Effective Feature Selection for Predicting Spreading Factor with ML in Large LoRaWAN-based Mobile IoT Networks
Aman Prakash, Nikumani Choudhury, Anakhi Hazarika, Alekhya Gorrela
TL;DR
This work tackles the challenge of predicting LoRaWAN spreading factor (SF) using machine learning to optimize SF allocation in large mobile IoT networks. It exhaustively evaluates 31 feature combinations derived from five LoRaWAN features across four classifiers (k-NN, Decision Tree, Random Forest, Multinomial Logistic Regression) on a large public dataset, identifying RSSI and SNR as the most informative pair. The results show that the RSSI+SNR combination achieves strong predictive performance, enabling reductions in data-collection costs and training time while extending device battery life.

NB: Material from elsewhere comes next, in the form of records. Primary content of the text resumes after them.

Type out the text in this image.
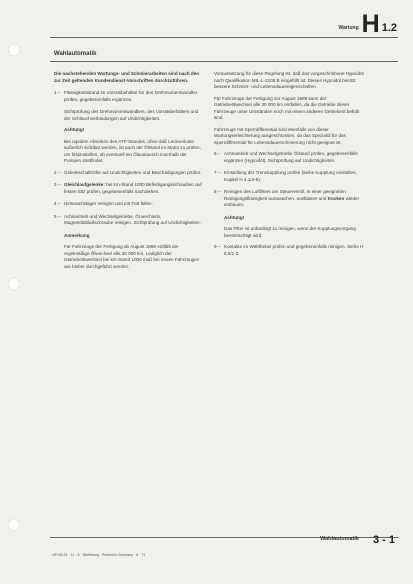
Wartung H 1.2
Wahlautomatik

Die nachstehenden Wartungs- und Schmierarbeiten sind nach den zur Zeit geltenden Kundendienst-Vorschriften durchzuführen.

1 – Flüssigkeitsstand im Vorratsbehälter für den Drehmomentwandler prüfen, gegebenenfalls ergänzen.

Sichtprüfung des Drehmomentwandlers, des Vorratsbehälters und der Schlauchverbindungen auf Undichtigkeiten.

Achtung!

Bei rapidem Absinken des ATF-Standes, ohne daß Leckverluste äußerlich sichtbar werden, ist auch der Ölstand im Motor zu prüfen, um festzustellen, ob eventuell ein Ölaustausch innerhalb der Pumpen stattfindet.

2 – Gelenkschalthöfer auf Undichtigkeiten und Beschädigungen prüfen.
3 – Gleichlaufgelenke: bei km-Stand 1000 Befestigungsschrauben auf festen Sitz prüfen, gegebenenfalls nachziehen.
4 – Hinterachslager reinigen und mit Fett füllen.
5 – Achsantrieb und Wechselgetriebe. Öl wechseln, Magnetölablaßschraube reinigen. Sichtprüfung auf Undichtigkeiten.

Anmerkung

Für Fahrzeuge der Fertigung ab August 1969 entfällt der regelmäßige Ölwechsel alle 30 000 km. Lediglich der Getriebeölwechsel bei km-Stand 1000 muß bei neuen Fahrzeugen wie bisher durchgeführt werden.

Voraussetzung für diese Regelung ist, daß das vorgeschriebene Hypoidöl nach Qualifikation MIL-L-2105 B eingefüllt ist. Dieses Hypoidöl besitzt bessere Schmier- und Lebensdauereigenschaften.

Für Fahrzeuge der Fertigung vor August 1969 kann der Getriebeölwechsel alle 30 000 km entfallen, da die Getriebe dieser Fahrzeuge unter Umständen noch mit einem anderen Getriebeöl befüllt sind.

Fahrzeuge mit Sperrdifferential sind ebenfalls von dieser Wartungserleichterung ausgeschlossen, da das Spezialöl für das Sperrdifferential für Lebensdauerschmierung nicht geeignet ist.

6 – Achsantrieb und Wechselgetriebe Ölstand prüfen, gegebenenfalls ergänzen (Hypoidöl). Sichtprüfung auf Undichtigkeiten.
7 – Einstellung der Trennkupplung prüfen (siehe Kupplung einstellen, Kapitel H 4.1/4-5).
8 – Reinigen des Luftfilters am Steuerventil. In einer geeigneten Reinigungsflüssigkeit auswaschen, ausblasen und trocken wieder einbauen.

Achtung!

Das Filter ist unbedingt zu reinigen, wenn der Kupplungsvorgang beeinträchtigt wird.

9 – Kontakte im Wählhebel prüfen und gegebenenfalls reinigen. Siehe H 8.5/1-3.
UP-06-28 · 11 · 6 · Wolfsburg · Printed in Germany · 8 · 71
Wahlautomatik 3 - 1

The findings offer practical guidance for efficient SF allocation in LoRaWAN systems and point to avenues for future improvements with deeper models and broader feature sets.
Abstract
LoRaWAN is a low-power long-range protocol that enables reliable and robust communication. This paper addresses the challenge of predicting the spreading factor (SF) in LoRaWAN networks using machine learning (ML) techniques. Optimal SF allocation is crucial for optimizing data transmission in IoT-enabled mobile devices, yet it remains a challenging task due to the fluctuation in environment and network conditions. We evaluated ML model performance across a large publicly available dataset to explore the best feature across key LoRaWAN features such as RSSI, SNR, frequency, distance between end devices and gateways, and antenna height of the end device, further, we also experimented with 31 different combinations possible for 5 features. We trained and evaluated the model using k-nearest neighbors (k-NN), Decision Tree Classifier (DTC), Random Forest (RF), and Multinomial Logistic Regression (MLR) algorithms. The combination of RSSI and SNR was identified as the best feature set. The finding of this paper provides valuable information for reducing the overall cost of dataset collection for ML model training and extending the battery life of LoRaWAN devices. This work contributes to a more reliable LoRaWAN system by understanding the importance of specific feature sets for optimized SF allocation.